Sum-rank codes have wide applications in multishot network coding, distributed storage and the construction of space-time codes. Asymptotically good sequences of linearized algebraic geometry sum-rank codes, exceeding the Gilbert-Varshamov-like bound, were constructed in a recent paper published in IEEE Trans. Inf. Theory by E. Berardini and X. Caruso.
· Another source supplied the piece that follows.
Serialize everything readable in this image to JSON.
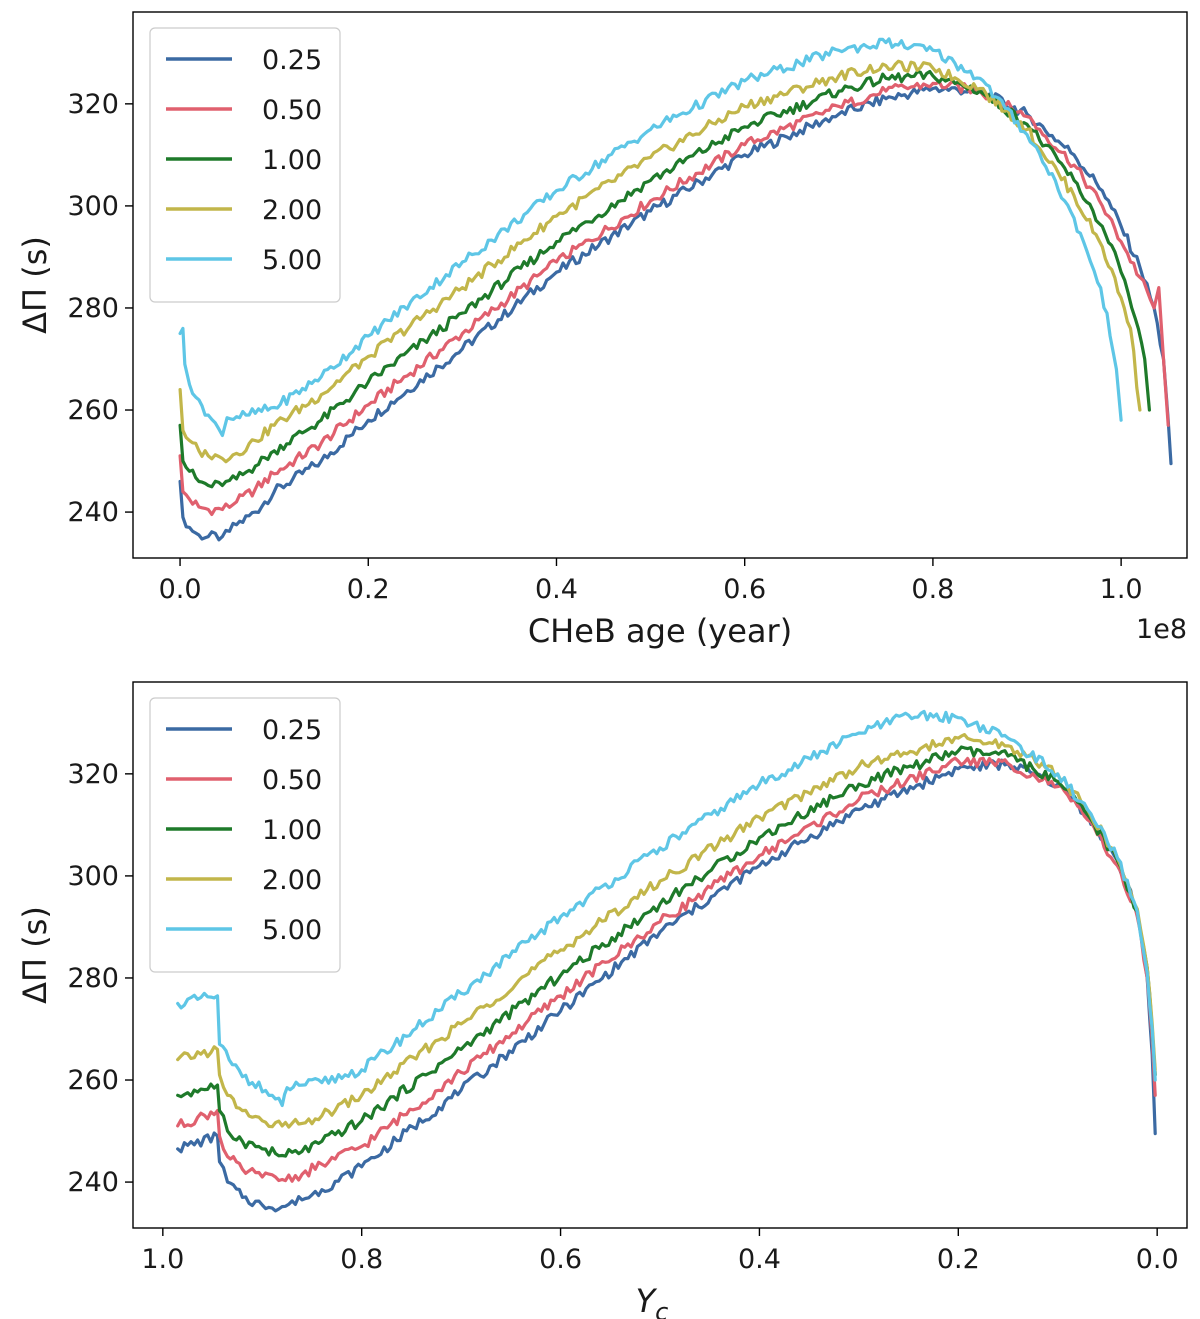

We call this bound the Tsfasman-Vladut-Zink-like bound. In this paper, we introduce the concatenation of a sum-rank code and a Hamming metric code. Then many sum-rank codes with good parameters, which are better than sum-rank BCH codes, are constructed simply and explicitly. Moreover, we obtain an asymptotically good sequence of sum-rank codes exceeding the Tsfasman-Vladut-Zink-like bound and the Gilbert-Varshamov-like bound.

翻译：和秩码在多跳网络编码、分布式存储以及空时码构造中具有广泛应用。E. Berardini 与 X. Caruso 近期发表于 IEEE Trans. Inf. Theory 的论文中，构造了超越类吉尔伯特-瓦尔沙莫夫界的线性化代数几何和秩码的渐近优序列。我们称该界为类茨法斯曼-弗拉杜特-津克界。本文引入和秩码与汉明度量码的级联构造。由此可简洁且显式地构造出大量具有优良参数的和秩码，其性能优于和秩 BCH 码。进一步地，我们获得了一个超越类茨法斯曼-弗拉杜特-津克界与类吉尔伯特-瓦尔沙莫夫界的渐近优和秩码序列。